Na sua primeira (e última) incursão pelo 3D, Herzog expõe-nos não só a beleza e importância das pinturas mas também os mistérios naturais de um achado desta magnitude. Quem foram os homens que pintaram estas representações de animais, sobretudo animais de grande porte como rinocerontes, cavalos e búfalos, animais que não eram caçados? Não há vestígios de ossadas humanas na gruta, apenas uma pegada de uma criança que é provavelmente o vestígio mais antigo de um ser humano registado até hoje.

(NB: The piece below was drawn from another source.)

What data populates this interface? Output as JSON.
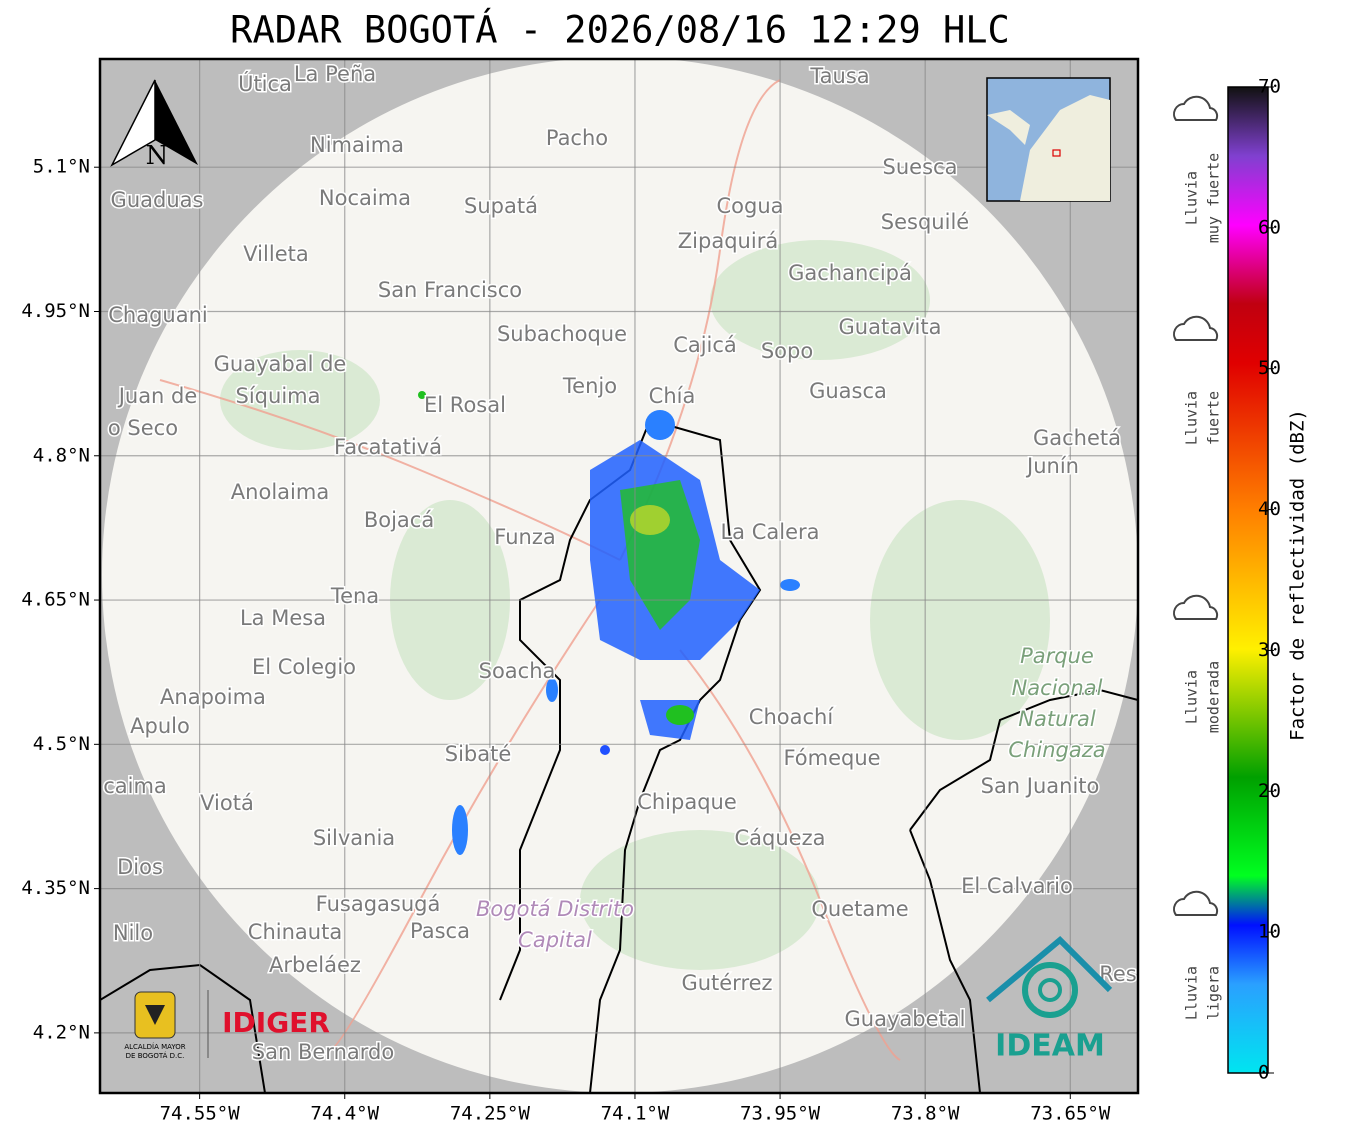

O realizador não está interessado em provas científicas irrefutáveis, antes mais interessado no misticismo e ambiente desta gruta envolta em mistérios que provavelmente nunca serão desvendados. O seu comentário e narração são perfeitos na abordagem espiritual; as imagens capturadas foram limitadas tecnicamente a algumas horas por dia e só quatro pessoas foram permitidas na equipa técnica, apenas durante uma semana. Todo o vestuário exterior não podia ser usado dentro da gruta e os movimentos estavam limitados a uma passadeira metálica de cerca de meio metro de largura. Estas limitações transmitem ainda mais o sentido de claustrofobia que Herzog potencia, auxiliado tanto pelo som natural da gruta como por uma banda sonora assombrosa.

Um realizador como Werner Herzog a experimentar com o 3D parece irónico, mas no segundo em que descemos ao abismo percebemos a intenção. As gravuras foram pintadas utilizado a curvatura natural da rocha; há animais representados com mais de quatro patas dando a ilusão de movimento (se pensarmos que a iluminação da altura resumia-se ao fogo das tochas), as estalactites, estalagmites e ossadas dos animais, preservadas em calcite, são como esculturas intemporais, assustadoramente vivas. O 3D serve de elemento real para esta surreal viagem. É provavelmente o único filme até agora em que o uso desta tecnologia é essencial.

Mais uma vez, o mestre do Cinema oferece-nos um documentário que questiona a nossa realidade por, simplesmente, apresentar a história antiga, confrontando-nos com uma espécie de doppelgänger: ao observarmo-nos a nós próprios a observar as gravuras há mais de 30 mil anos atrás, confrontamo-nos com a nossa própria espiritualidade, com os nossos sonhos. A realidade muda de geração para geração e Herzog sabe perfeitamente o que isto significa. Tão importante como este achado, como este documentário, só a própria cinematografia de um realizador que continua todos os dias a trazer-nos Cinema assim: intemporal, uma resposta aos nossos próprios sonhos, sem nos atirar com artificialismos que perturbem a bela arte de sonhar.